第4話 粒粒皆辛苦 20250326
Y、額に汗の玉がこぼれ落ちる暑さを久しぶりに思い出すような日です。
黄砂と花粉の見えない群舞の中にあって、細かな粒子を浴びることは決して健康には良くなさそうだなと予感しました。なぜって、車のフロントガラスが砂で黄色く覆われ、霞んでいたのですから。どんなものを含んでいるか一瞥ではわからず、どんな影響が出るかわからない物質を体内に取り込まずにいられるならその方を選びます。貴方は今どこで何をしているのでしょう、そしてそこに厄介な小さい粒子たちが元気よく踊っていないことを祈ります。
穏やかに三寒四温を繰り返し暑熱順化を経て夏の到来を喜ぶような、かつての歳時記を今では考えられなくなってしまいました。
貴方は気象予報士資格も所持しているとお伺いしました。地球を覆う雲や風の動きを眺め、それによって起こりうる気候の変化を貴方はどのように仕事や日常に生かしていたのでしょう。
誰も雨を想わぬような晴天の朝に、折りたたみ傘を鞄に忍ばせておくことも魔法の一つで、それは事前の丁寧な予測と知識の蓄積によって結実する類のものでしたね。今はゲリラ雷雨などという名前がついて、四季を問わず気をつけて折りたたみ傘は常備するものになりました。

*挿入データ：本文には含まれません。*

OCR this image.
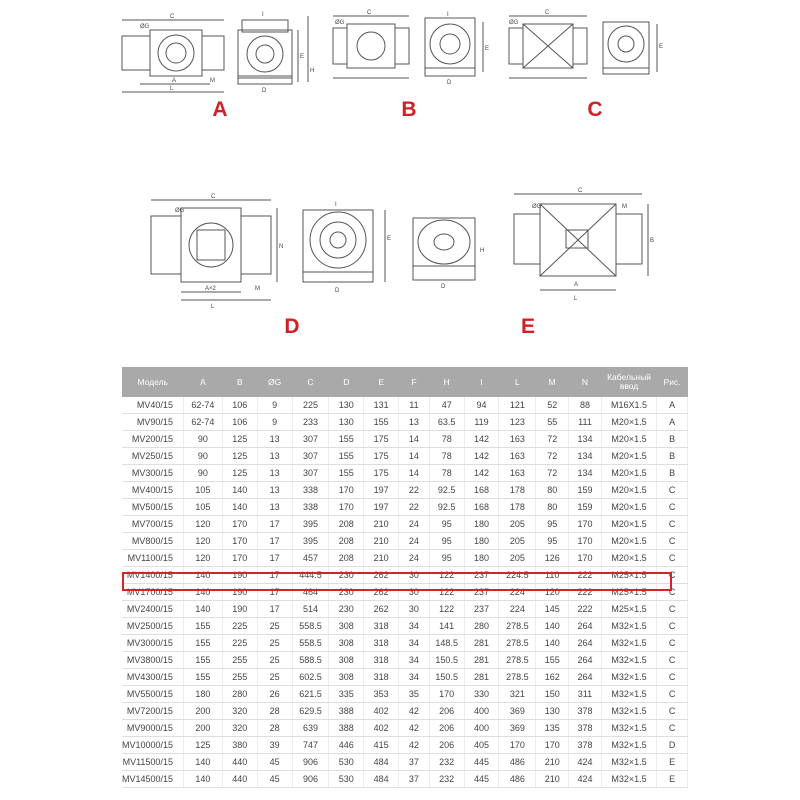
C
ØG
A
L
M
I
D
E
H
C
ØG
I
E
D
C
ØG
E
C
ØG
N
A×2
L
M
I
E
D
H
D
C
ØG	M
B
A
L
A	B	C
D	E
Модель	A	B	ØG	C	D	E	F	H	I	L	M	N	Кабельный ввод	Рис.
MV40/15	62-74	106	9	225	130	131	11	47	94	121	52	88	M16X1.5	A
MV90/15	62-74	106	9	233	130	155	13	63.5	119	123	55	111	M20×1.5	A
MV200/15	90	125	13	307	155	175	14	78	142	163	72	134	M20×1.5	B
MV250/15	90	125	13	307	155	175	14	78	142	163	72	134	M20×1.5	B
MV300/15	90	125	13	307	155	175	14	78	142	163	72	134	M20×1.5	B
MV400/15	105	140	13	338	170	197	22	92.5	168	178	80	159	M20×1.5	C
MV500/15	105	140	13	338	170	197	22	92.5	168	178	80	159	M20×1.5	C
MV700/15	120	170	17	395	208	210	24	95	180	205	95	170	M20×1.5	C
MV800/15	120	170	17	395	208	210	24	95	180	205	95	170	M20×1.5	C
MV1100/15	120	170	17	457	208	210	24	95	180	205	126	170	M20×1.5	C
MV1400/15	140	190	17	444.5	230	262	30	122	237	224.5	110	222	M25×1.5	C
MV1700/15	140	190	17	464	230	262	30	122	237	224	120	222	M25×1.5	C
MV2400/15	140	190	17	514	230	262	30	122	237	224	145	222	M25×1.5	C
MV2500/15	155	225	25	558.5	308	318	34	141	280	278.5	140	264	M32×1.5	C
MV3000/15	155	225	25	558.5	308	318	34	148.5	281	278.5	140	264	M32×1.5	C
MV3800/15	155	255	25	588.5	308	318	34	150.5	281	278.5	155	264	M32×1.5	C
MV4300/15	155	255	25	602.5	308	318	34	150.5	281	278.5	162	264	M32×1.5	C
MV5500/15	180	280	26	621.5	335	353	35	170	330	321	150	311	M32×1.5	C
MV7200/15	200	320	28	629.5	388	402	42	206	400	369	130	378	M32×1.5	C
MV9000/15	200	320	28	639	388	402	42	206	400	369	135	378	M32×1.5	C
MV10000/15	125	380	39	747	446	415	42	206	405	170	170	378	M32×1.5	D
MV11500/15	140	440	45	906	530	484	37	232	445	486	210	424	M32×1.5	E
MV14500/15	140	440	45	906	530	484	37	232	445	486	210	424	M32×1.5	E
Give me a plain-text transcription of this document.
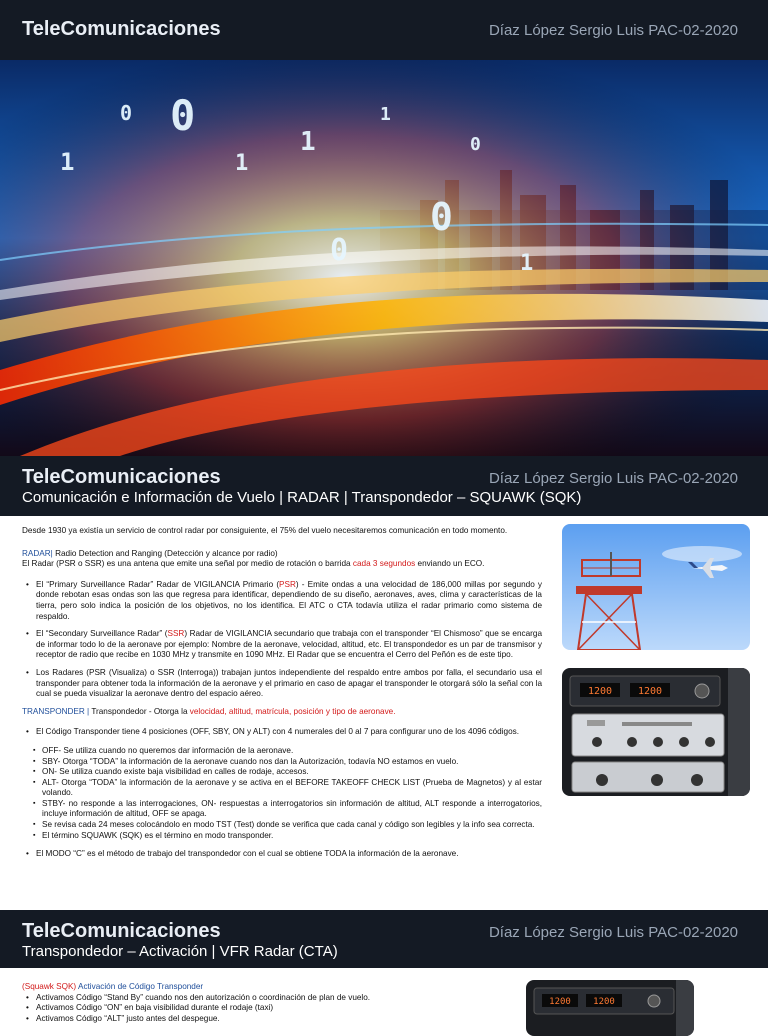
TeleComunicaciones	Díaz López Sergio Luis PAC-02-2020
0
1
0
1
1
0
1
0
0	1
TeleComunicaciones	Díaz López Sergio Luis PAC-02-2020
Comunicación e Información de Vuelo | RADAR | Transpondedor – SQUAWK (SQK)

Desde 1930 ya existía un servicio de control radar por consiguiente, el 75% del vuelo necesitaremos comunicación en todo momento.

RADAR| Radio Detection and Ranging (Detección y alcance por radio)

El Radar (PSR o SSR) es una antena que emite una señal por medio de rotación o barrida cada 3 segundos enviando un ECO.

• El “Primary Surveillance Radar” Radar de VIGILANCIA Primario (PSR) - Emite ondas a una velocidad de 186,000 millas por segundo y donde rebotan esas ondas son las que regresa para identificar, dependiendo de su diseño, aeronaves, aves, clima y características de la tierra, pero solo indica la posición de los objetivos, no los identifica. El ATC o CTA todavía utiliza el radar primario como sistema de respaldo.
• El “Secondary Surveillance Radar” (SSR) Radar de VIGILANCIA secundario que trabaja con el transponder “El Chismoso” que se encarga de informar todo lo de la aeronave por ejemplo: Nombre de la aeronave, velocidad, altitud, etc. El transpondedor es un par de transmisor y receptor de radio que recibe en 1030 MHz y transmite en 1090 MHz. El Radar que se encuentra el Cerro del Peñón es de este tipo.
• Los Radares (PSR (Visualiza) o SSR (Interroga)) trabajan juntos independiente del respaldo entre ambos por falla, el secundario usa el transponder para obtener toda la información de la aeronave y el primario en caso de apagar el transponder le otorgará sólo la señal con la cual se pueda visualizar la aeronave dentro del espacio aéreo.

TRANSPONDER | Transpondedor - Otorga la velocidad, altitud, matrícula, posición y tipo de aeronave.

• El Código Transponder tiene 4 posiciones (OFF, SBY, ON y ALT) con 4 numerales del 0 al 7 para configurar uno de los 4096 códigos.
▪ OFF- Se utiliza cuando no queremos dar información de la aeronave.
▪ SBY- Otorga “TODA” la información de la aeronave cuando nos dan la Autorización, todavía NO estamos en vuelo.
▪ ON- Se utiliza cuando existe baja visibilidad en calles de rodaje, accesos.
▪ ALT- Otorga “TODA” la información de la aeronave y se activa en el BEFORE TAKEOFF CHECK LIST (Prueba de Magnetos) y al estar volando.
▪ STBY- no responde a las interrogaciones, ON- respuestas a interrogatorios sin información de altitud, ALT responde a interrogatorios, incluye información de altitud, OFF se apaga.
▪ Se revisa cada 24 meses colocándolo en modo TST (Test) donde se verifica que cada canal y código son legibles y la info sea correcta.
▪ El término SQUAWK (SQK) es el término en modo transponder.
• El MODO “C” es el método de trabajo del transpondedor con el cual se obtiene TODA la información de la aeronave.
1200	1200
TeleComunicaciones	Díaz López Sergio Luis PAC-02-2020
Transpondedor – Activación | VFR Radar (CTA)

(Squawk SQK) Activación de Código Transponder

• Activamos Código “Stand By” cuando nos den autorización o coordinación de plan de vuelo.
• Activamos Código “ON” en baja visibilidad durante el rodaje (taxi)
• Activamos Código “ALT” justo antes del despegue.
1200 1200
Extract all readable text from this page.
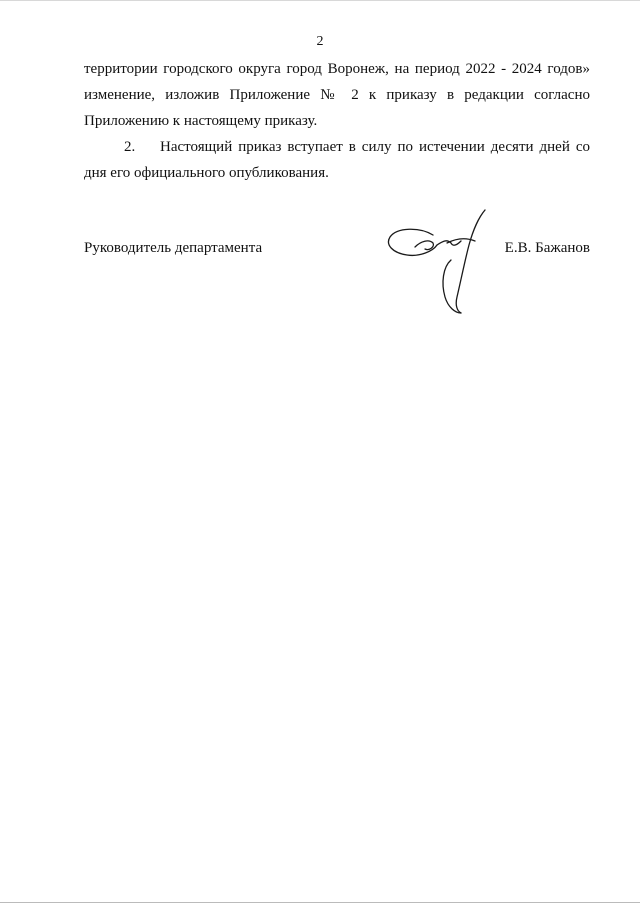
2
территории городского округа город Воронеж, на период 2022 - 2024 годов»
изменение, изложив Приложение № 2 к приказу в редакции согласно
Приложению к настоящему приказу.
2. Настоящий приказ вступает в силу по истечении десяти дней со
дня его официального опубликования.
Руководитель департамента	Е.В. Бажанов
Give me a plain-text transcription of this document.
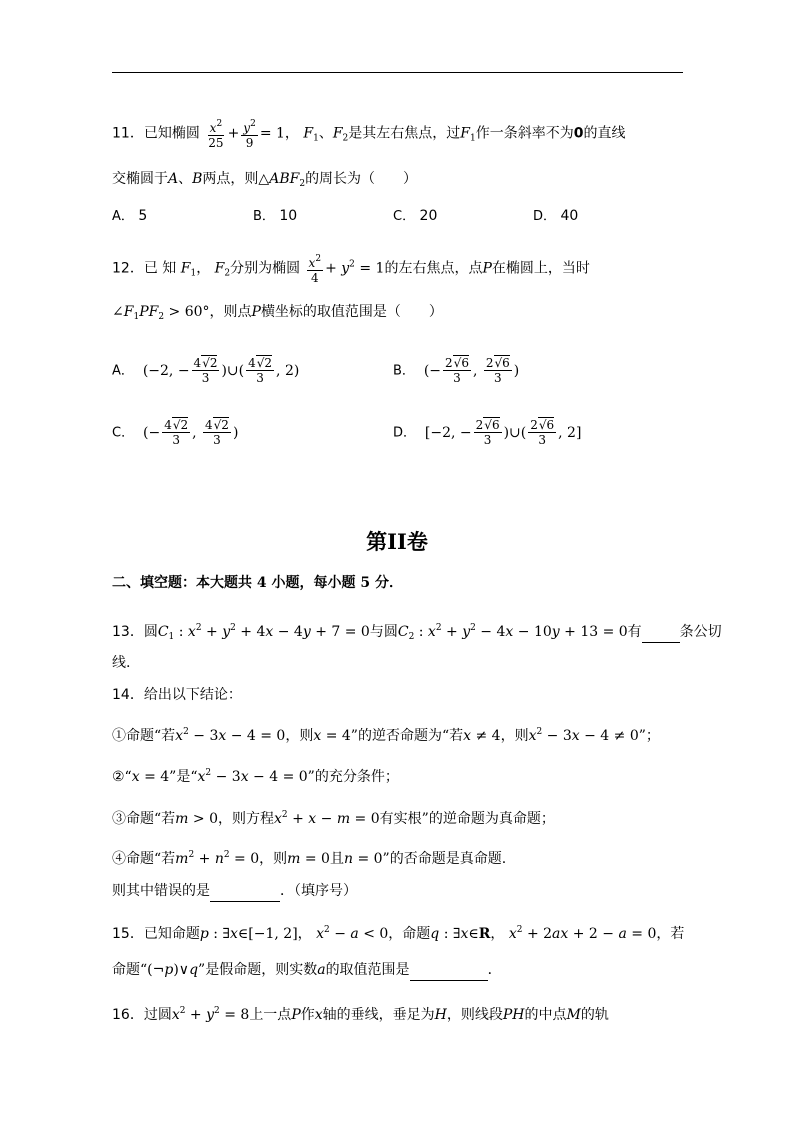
11．已知椭圆 $\frac{x^2}{25} + \frac{y^2}{9} = 1$， $F_1$、$F_2$是其左右焦点，过$F_1$作一条斜率不为0的直线
交椭圆于A、B两点，则$\triangle ABF_2$的周长为（　　）
A． 5	B． 10	C． 20	D． 40
12．已 知 $F_1$， $F_2$分别为椭圆 $\frac{x^2}{4} + y^2 = 1$的左右焦点，点P在椭圆上，当时
$\angle F_1PF_2 > 60^\circ$，则点P横坐标的取值范围是（　　）
A． (−2, − $\frac{4√2}{3}$ )∪( $\frac{4√2}{3}$ , 2)	B． (− $\frac{2√6}{3}$ , $\frac{2√6}{3}$ )
C． (− $\frac{4√2}{3}$ , $\frac{4√2}{3}$ )	D． [−2, − $\frac{2√6}{3}$ )∪( $\frac{2√6}{3}$ , 2]
第II卷
二、填空题：本大题共 4 小题，每小题 5 分．
13．圆$C_1$ : $x^2 + y^2 + 4x - 4y + 7 = 0$与圆$C_2$ : $x^2 + y^2 - 4x - 10y + 13 = 0$有	条公切
线.
14．给出以下结论：
①命题“若$x^2 - 3x - 4 = 0$，则x = 4”的逆否命题为“若x ≠ 4，则$x^2 - 3x - 4 \ne 0$”；
②“x = 4”是“$x^2 - 3x - 4 = 0$”的充分条件；
③命题“若m > 0，则方程$x^2 + x - m = 0$有实根”的逆命题为真命题；
④命题“若$m^2 + n^2 = 0$，则m = 0且n = 0”的否命题是真命题.
则其中错误的是	．（填序号）
15．已知命题p : ∃x∈[−1, 2]， $x^2 - a < 0$，命题q : ∃x∈R， $x^2 + 2ax + 2 - a = 0$，若
命题“(¬p)∨q”是假命题，则实数a的取值范围是	．
16．过圆$x^2 + y^2 = 8$上一点P作x轴的垂线，垂足为H，则线段PH的中点M的轨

地球温暖化は問題が多いことは事実ですが、人間とは環境に否が応でも順応せざるを得ず、その順応が叶わぬものは淘汰されゆく点でどの生物とも等しい生存競争を耐えています。
なのに、ひっきりなしにやってくる暑さ寒さに愚痴や文句の一つも垂らしてしまうのはいかなる事でしょう。
寒い日には温かさを欲し、暑い日には清涼を渇望する、でもずっと同じような気温の中にいると退屈…なんという我儘だろうかとこの時期は特に思います。
また書きます。どうか元気で。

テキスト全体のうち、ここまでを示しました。